Viatris Inc. said Monday it has agreed to combine its biosimilars portfolio with privately held Indian company Biocon Biologics Ltd. for up to $3.335 billion, as part of a broader overhaul of its business following a strategic review.
The Pittsburgh-based company
formed by the merger of generic drug maker Mylan and Pfizer
unit Upjohn last year, said the move is the first in a planned series of asset sales that could generate pretax proceeds of up to $6 billion by the end of 2023.
Under the terms of the deal, Viatris will receive $2 billion in cash upfront, plus an additional up to $335 million in cash payments to be made in 2024, and $1 billion in convertible preferred shares, equal to a stake of at least 12.9% in Biocon Biologics, its longtime partner. The deal is expected to close in the second half.
“Upon closing, the transaction is expected to provide Viatris with immediate, enhanced financial flexibility, and accelerate its Phase I financial commitments,” the company said in a statement.
Biocon is targeting an initial public offering in India in late 2023.

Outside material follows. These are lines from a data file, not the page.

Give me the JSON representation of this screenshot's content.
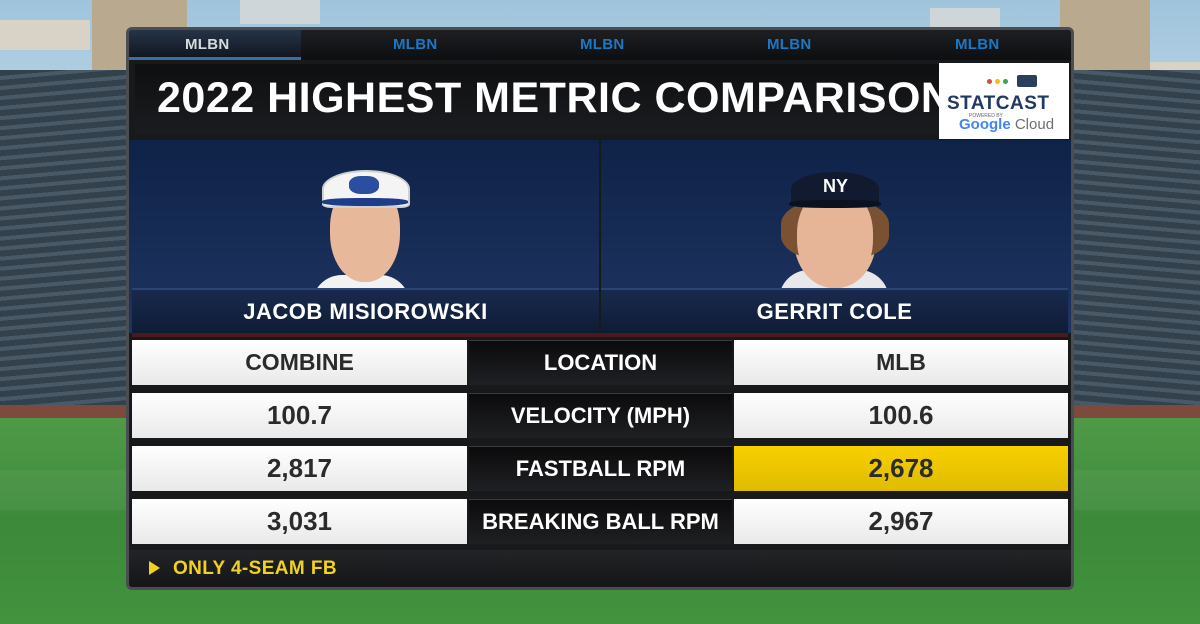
{
  "broadcast": {
    "tabs": [
      "MLBN",
      "MLBN",
      "MLBN",
      "MLBN",
      "MLBN"
    ]
  },
  "header": {
    "title": "2022 HIGHEST METRIC COMPARISON",
    "sponsor": {
      "brand": "STATCAST",
      "powered_by": "POWERED BY",
      "google": "Google",
      "cloud": "Cloud"
    }
  },
  "players": {
    "left": {
      "name": "JACOB MISIOROWSKI",
      "cap_logo": "crown"
    },
    "right": {
      "name": "GERRIT COLE",
      "cap_logo": "NY"
    }
  },
  "table": {
    "header": {
      "left": "COMBINE",
      "center": "LOCATION",
      "right": "MLB"
    },
    "rows": [
      {
        "metric": "VELOCITY (MPH)",
        "combine": "100.7",
        "mlb": "100.6",
        "highlight": ""
      },
      {
        "metric": "FASTBALL RPM",
        "combine": "2,817",
        "mlb": "2,678",
        "highlight": "mlb"
      },
      {
        "metric": "BREAKING BALL RPM",
        "combine": "3,031",
        "mlb": "2,967",
        "highlight": ""
      }
    ]
  },
  "footer": {
    "note": "ONLY 4-SEAM FB"
  },
  "colors": {
    "highlight": "#f2d000",
    "footer_text": "#f2d21d",
    "nameplate": "#14244a",
    "mlbn_blue": "#1d78c4"
  }
}
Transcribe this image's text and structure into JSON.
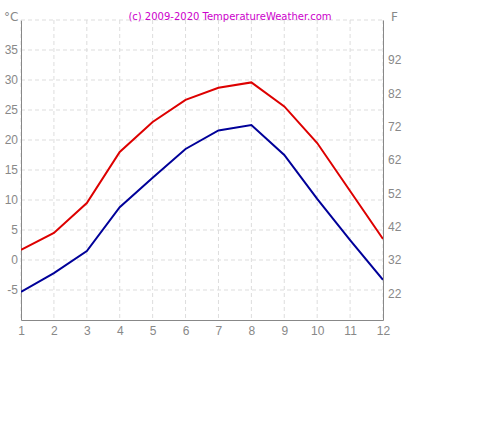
{
  "chart_data": {
    "type": "line",
    "title": "(c) 2009-2020 TemperatureWeather.com",
    "ylabel": "°C",
    "y2label": "F",
    "x": [
      1,
      2,
      3,
      4,
      5,
      6,
      7,
      8,
      9,
      10,
      11,
      12
    ],
    "xlim": [
      1,
      12
    ],
    "xticks": [
      1,
      2,
      3,
      4,
      5,
      6,
      7,
      8,
      9,
      10,
      11,
      12
    ],
    "ylim": [
      -10,
      40
    ],
    "yticks": [
      -5,
      0,
      5,
      10,
      15,
      20,
      25,
      30,
      35
    ],
    "y2lim": [
      14,
      104
    ],
    "y2ticks": [
      22,
      32,
      42,
      52,
      62,
      72,
      82,
      92
    ],
    "grid": true,
    "series": [
      {
        "color": "#dd0000",
        "values": [
          1.7,
          4.5,
          9.5,
          18,
          23,
          26.7,
          28.7,
          29.6,
          25.6,
          19.5,
          11.5,
          3.5
        ]
      },
      {
        "color": "#000099",
        "values": [
          -5.3,
          -2.2,
          1.5,
          8.8,
          13.7,
          18.5,
          21.6,
          22.5,
          17.5,
          10.2,
          3.3,
          -3.3
        ]
      }
    ]
  }
}
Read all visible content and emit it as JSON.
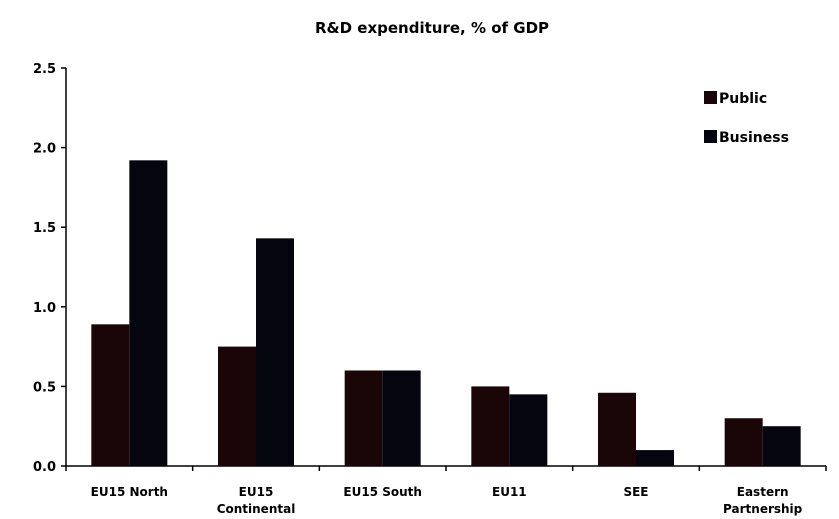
{
  "chart_data": {
    "type": "bar",
    "title": "R&D expenditure, % of GDP",
    "xlabel": "",
    "ylabel": "",
    "ylim": [
      0,
      2.5
    ],
    "yticks": [
      "0.0",
      "0.5",
      "1.0",
      "1.5",
      "2.0",
      "2.5"
    ],
    "grid": false,
    "legend_position": "top-right",
    "categories": [
      [
        "EU15 North"
      ],
      [
        "EU15",
        "Continental"
      ],
      [
        "EU15 South"
      ],
      [
        "EU11"
      ],
      [
        "SEE"
      ],
      [
        "Eastern",
        "Partnership"
      ]
    ],
    "series": [
      {
        "name": "Public",
        "color": "#1a0606",
        "values": [
          0.89,
          0.75,
          0.6,
          0.5,
          0.46,
          0.3
        ]
      },
      {
        "name": "Business",
        "color": "#050510",
        "values": [
          1.92,
          1.43,
          0.6,
          0.45,
          0.1,
          0.25
        ]
      }
    ]
  }
}
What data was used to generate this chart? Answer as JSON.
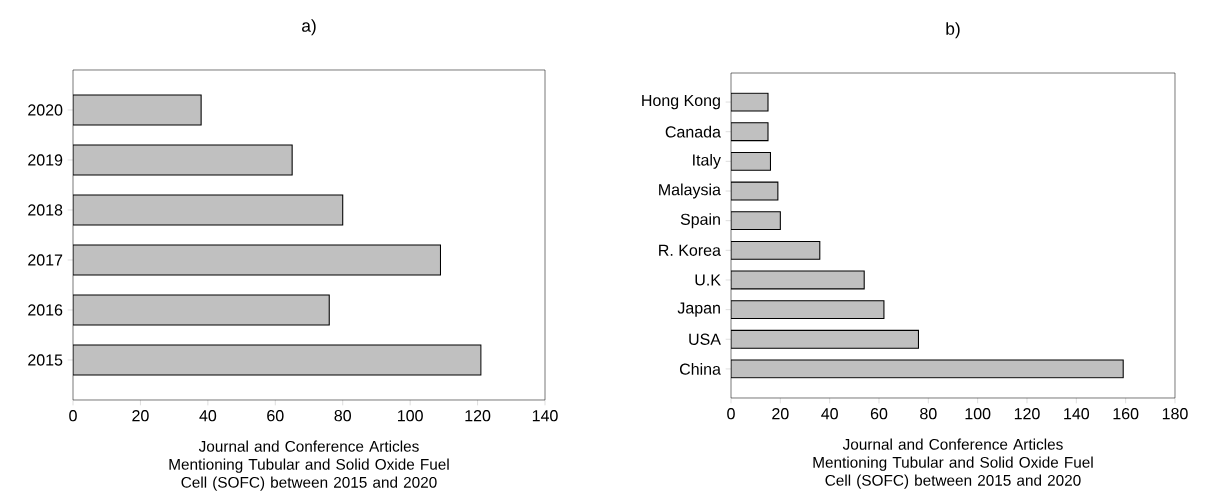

Shares initially jumped on the news, before reversing course to trade down 24%, as analysts said it would remove a key growth driver.
Viatris is expecting the portfolio to generate revenue of about $875 million in 2022 and adjusted EBITDA (earnings before interest, taxes, depreciation and amortization) of about $200 million. That gives the deal a multiple of 16.5 times estimated 2022 adjusted EBITDA, compared with Viatris’ own EV/EBITDA of 6.5 times.
“Despite the negative impact to the current growth narrative, total consideration of $3.335B is simply too good to walk away from in our view,” said Raymond James analysts. “Reality is that financial markets will never pay 17.0X for anything VTRS ever does in the future.”
Raymond James has an outperform rating on the stock.
Bernstein analysts said they expect the rationale for the deal is related to the valuations of biosimilars in Asia, where Samsung Biologics recently did a similar deal with Biogen
“The exit is tactically smart; longer term we will see,” analysts led by Aaron Gal wrote in a note to clients. Bernstein has a market perform rating on the stock.
“Our view is that the biosimilar business of VTRS was struggling, with lower margin (the projected 2022 margin was 23%; let’s see if we can get the trailing number), and there is reasonably tough competition looking forward. The challenge is that biosimilars is strategically positioned between the generic and off-label businesses and exiting it, together with the infrastructure supporting it, suggests even less focus on the generic business.”
Bernstein is expecting some of the proceeds to be spend on stock buybacks, after the Viatris board approved a share buyback program of up to $1 billion.
Viatris also reported earnings early Monday, showing a net loss of $263.8 million, or 22 cents a share, for the fourth quarter, narrower than the $915.8 million loss, or $1.07 a share, posted in the year-earlier period.
Revenue came to $4.331 billion, up from $3.588 billion a year ago.
The company expects 2022 revenue to range from $17.0 billion to $17.5 billion, compared with a FactSet consensus for $17.6 billion.